Le chanteur aux cheveux blancs depuis longtemps reprenait des chansons d’hier, d’avant-hier, et d’avant… Il racontait des « plaisirs démodés », emmenait « au pays des merveilles », évoquait la « Mama », chantait sa vie, « ses amis, ses amours, ses emmerdes », parfois les mêmes que ceux de ses spectateurs. « Ca leur rappelle des choses, ils n’ont pas tous les mêmes souvenirs mais j’ai beaucoup de chansons », disait l’homme aux mille chansons, dont beaucoup de formi-formidables. « Je raconte des histoires de tous les jours que j’ai glanées à droite et à gauche, je n’ai rien inventé », assurait Aznavour.

« J’avais dit que je réussirai et ils ne m’ont pas cru »

« Je fais mon métier aussi pour m’amuser, et puis il faut choquer, il faut bousculer et le public et les artistes », disait-il. Il a ainsi bousculé en chantant l’homosexualité avec « Comme ils disent » ou encore le sida avec cet « Amour Amer ». « Je ne suis pas indémodable, je n’ai jamais été à la mode », confiait-il bien des années plus tôt, dans les coulisses du Palais des Congrès, où il se détendait en jouant du piano, attendant la visite de son ami l’acteur Michel Serrault.

« Ce qu’on a retenu de moi pendant des décennies, ce sont les chansons d’amour, alors que c’est ce que j’ai chanté le moins », constatait Aznavour, « Je ne suis pas un chanteur de charme, je suis un chanteur de caractère ». Sur scène, il avait désormais à ses côtés sa fille Katia parmi ses choristes : « C’est elle qui en a eu envie ». Ses récitals suivaient des rites : son costume de scène, noir, ce verre de bordeaux dans lequel il trempait ses lèvres, le mouchoir frotté dans ses mains tout le long de « La Bohème », qu’il laissait tomber à la dernière note, et que les fans du premier rang s’empressaient d’attraper avant qu’il ne touche terre, conservé ensuite comme une relique.

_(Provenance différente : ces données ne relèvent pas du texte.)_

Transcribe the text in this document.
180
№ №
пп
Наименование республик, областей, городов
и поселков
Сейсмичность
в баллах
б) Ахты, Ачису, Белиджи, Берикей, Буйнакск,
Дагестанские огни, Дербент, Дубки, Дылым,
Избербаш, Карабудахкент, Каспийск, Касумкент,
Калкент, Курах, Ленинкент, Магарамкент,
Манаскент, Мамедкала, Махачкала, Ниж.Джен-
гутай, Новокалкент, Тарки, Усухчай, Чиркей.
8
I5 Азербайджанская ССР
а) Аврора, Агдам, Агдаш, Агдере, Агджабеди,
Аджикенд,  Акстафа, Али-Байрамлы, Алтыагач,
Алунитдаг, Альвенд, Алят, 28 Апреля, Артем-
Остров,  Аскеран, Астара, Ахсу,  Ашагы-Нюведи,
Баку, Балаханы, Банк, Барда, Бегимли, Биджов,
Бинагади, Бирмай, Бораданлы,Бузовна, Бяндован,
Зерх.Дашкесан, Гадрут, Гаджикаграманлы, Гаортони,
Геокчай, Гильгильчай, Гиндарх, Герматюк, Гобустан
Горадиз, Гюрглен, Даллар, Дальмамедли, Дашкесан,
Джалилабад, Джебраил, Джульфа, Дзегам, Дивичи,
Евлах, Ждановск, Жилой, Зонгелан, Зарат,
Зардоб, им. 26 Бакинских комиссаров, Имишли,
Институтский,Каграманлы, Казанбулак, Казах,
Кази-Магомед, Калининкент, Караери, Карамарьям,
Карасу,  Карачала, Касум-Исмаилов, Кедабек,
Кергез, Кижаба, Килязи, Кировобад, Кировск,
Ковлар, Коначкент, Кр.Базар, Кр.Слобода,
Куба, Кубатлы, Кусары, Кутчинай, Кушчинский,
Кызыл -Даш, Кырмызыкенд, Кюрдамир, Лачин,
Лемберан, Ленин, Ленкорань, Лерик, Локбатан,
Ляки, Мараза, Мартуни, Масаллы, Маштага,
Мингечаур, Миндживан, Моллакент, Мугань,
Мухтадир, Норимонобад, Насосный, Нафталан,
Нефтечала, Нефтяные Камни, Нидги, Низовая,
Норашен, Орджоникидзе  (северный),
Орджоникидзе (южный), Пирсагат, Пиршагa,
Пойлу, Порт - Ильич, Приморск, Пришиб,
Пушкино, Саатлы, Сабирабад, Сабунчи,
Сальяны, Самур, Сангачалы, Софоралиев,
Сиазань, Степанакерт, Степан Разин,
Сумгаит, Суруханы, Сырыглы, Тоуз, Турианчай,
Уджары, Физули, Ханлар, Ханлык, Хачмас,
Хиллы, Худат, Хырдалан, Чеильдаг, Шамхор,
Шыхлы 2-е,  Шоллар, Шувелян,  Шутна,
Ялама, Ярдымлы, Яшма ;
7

« J’avais dit que je réussirai et ils ne m’ont pas cru » : c’est poussé par Edith Piaf qu’il se lance dans une carrière en solo, mettant fin au duo qu’il formait avec Pierre Roche. Bien plus qu’une vedette française, Aznavour est devenu une star internationale, le « Sinatra français » a chanté de New York à Bangkok, de Londres à Tokyo, dans toutes les langues, avec les plus grands, Liza Minelli, Paul Anka, Placido Domingo…

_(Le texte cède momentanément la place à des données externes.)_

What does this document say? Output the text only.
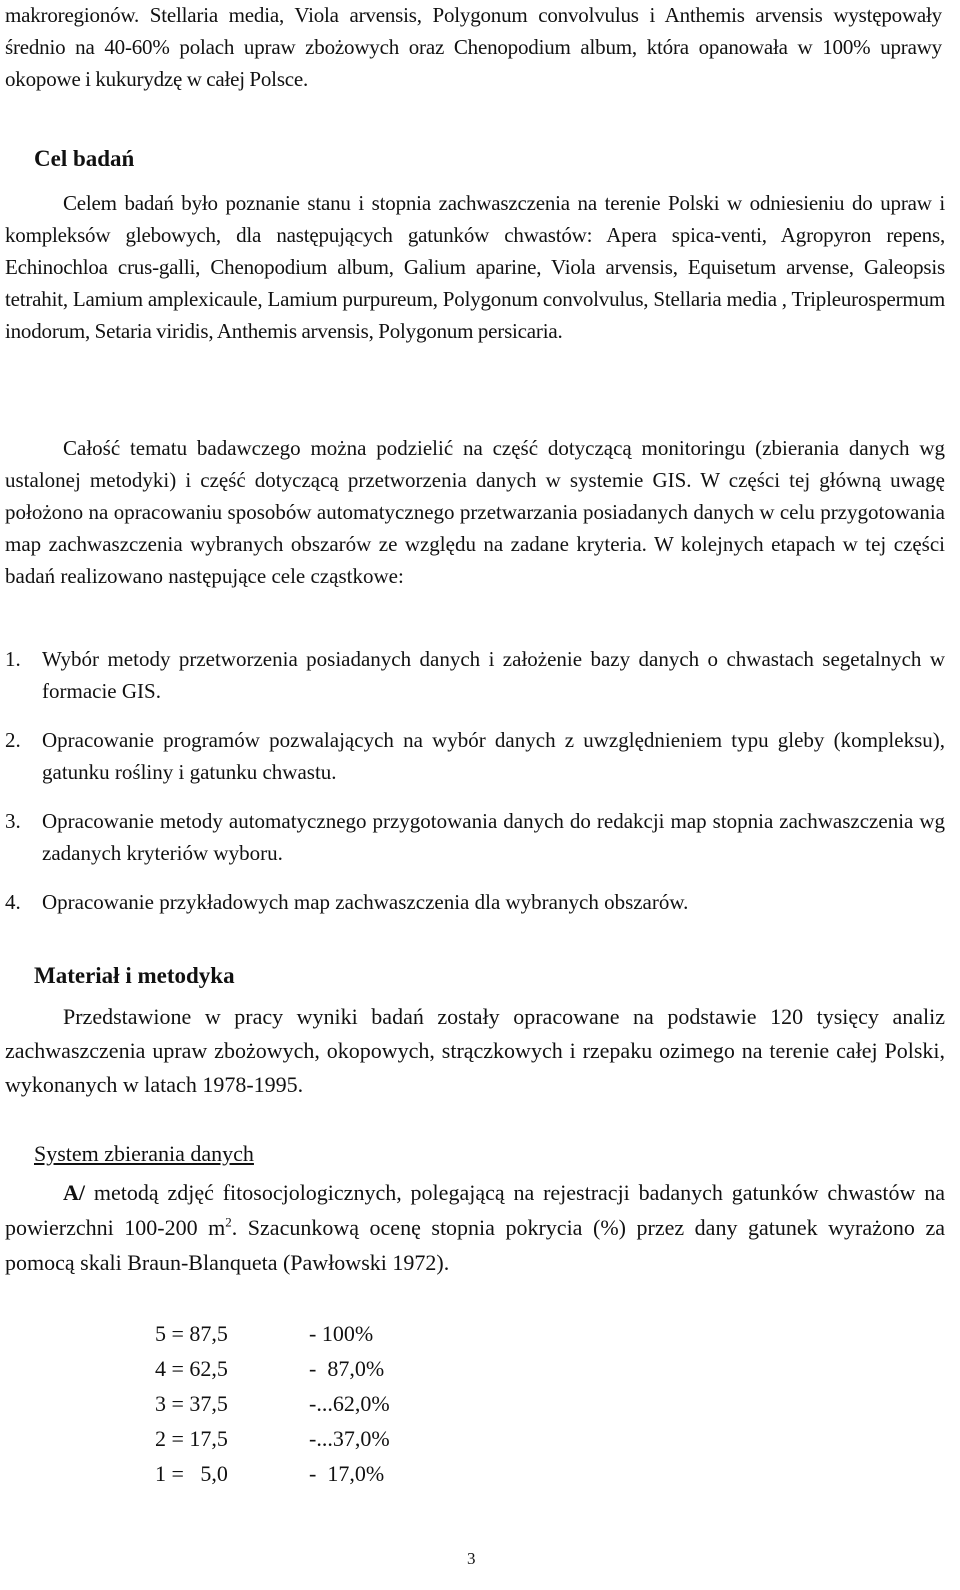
makroregionów. Stellaria media, Viola arvensis, Polygonum convolvulus i Anthemis arvensis występowały średnio na 40-60% polach upraw zbożowych oraz Chenopodium album, która opanowała w 100% uprawy okopowe i kukurydzę w całej Polsce.

Cel badań

Celem badań było poznanie stanu i stopnia zachwaszczenia na terenie Polski w odniesieniu do upraw i kompleksów glebowych, dla następujących gatunków chwastów: Apera spica-venti, Agropyron repens, Echinochloa crus-galli, Chenopodium album, Galium aparine, Viola arvensis, Equisetum arvense, Galeopsis tetrahit, Lamium amplexicaule, Lamium purpureum, Polygonum convolvulus, Stellaria media , Tripleurospermum inodorum, Setaria viridis, Anthemis arvensis, Polygonum persicaria.

Całość tematu badawczego można podzielić na część dotyczącą monitoringu (zbierania danych wg ustalonej metodyki) i część dotyczącą przetworzenia danych w systemie GIS. W części tej główną uwagę położono na opracowaniu sposobów automatycznego przetwarzania posiadanych danych w celu przygotowania map zachwaszczenia wybranych obszarów ze względu na zadane kryteria. W kolejnych etapach w tej części badań realizowano następujące cele cząstkowe:

1. Wybór metody przetworzenia posiadanych danych i założenie bazy danych o chwastach segetalnych w formacie GIS.
2. Opracowanie programów pozwalających na wybór danych z uwzględnieniem typu gleby (kompleksu), gatunku rośliny i gatunku chwastu.
3. Opracowanie metody automatycznego przygotowania danych do redakcji map stopnia zachwaszczenia wg zadanych kryteriów wyboru.
4. Opracowanie przykładowych map zachwaszczenia dla wybranych obszarów.
Materiał i metodyka

Przedstawione w pracy wyniki badań zostały opracowane na podstawie 120 tysięcy analiz zachwaszczenia upraw zbożowych, okopowych, strączkowych i rzepaku ozimego na terenie całej Polski, wykonanych w latach 1978-1995.

System zbierania danych

A/ metodą zdjęć fitosocjologicznych, polegającą na rejestracji badanych gatunków chwastów na powierzchni 100-200 $m^2$. Szacunkową ocenę stopnia pokrycia (%) przez dany gatunek wyrażono za pomocą skali Braun-Blanqueta (Pawłowski 1972).

5 = 87,5	- 100%
4 = 62,5	-  87,0%
3 = 37,5	-...62,0%
2 = 17,5	-...37,0%
1 =   5,0	-  17,0%
3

« J’ai gardé une certaine tendresse pour ma jeunesse communiste »

C’est à Paris qu’est né le 22 mai 1924 Charles Aznavourian, dans une famille arménienne et « une ambiance de musique, de théâtre et de poésie », une famille politisée qui était proche des Manouchian de « l’affiche rouge », résistants fusillés pendant la guerre. « J’ai gardé une certaine tendresse pour ma jeunesse communiste », confiait-il. Et pour le pays de sa famille, « Je fais ce que je peux », précisait-il, notamment grâce à son association « Aznavour pour l’Arménie ».

Monté sur une scène de théâtre dès l’âge de 9 ans, il fut comédien avant d’être chanteur, sollicité ensuite par le cinéma, une cinquantaine de films et une poignée de grands rôles : « Un taxi pour Tobrouk » de Denys de la Patellière avec Lino Ventura, « Tirez sur le pianiste » de François Truffaut, « Les Fantômes du Chapelier » de Claude Chabrol (avec son ami Serrault), « Edith et Marcel » de Claude Lelouch, « Ararat » film d’Atom Egoyan sur le génocide arménien, ou encore « Emmenez-moi », joli film d’Edmond Bensimon dans lequel il jouait son propre rôle.

Pour Johnny, il avait écrit « Retiens la nuit ». La nuit l’a emporté, chez lui dans les Alpilles. La mort, il y pensait : « Tous les jours, toutes les nuits exactement ». « Je ne veux pas partir », affirmait celui qui chantait « On ne peut garder sans cesse sa jeunesse ».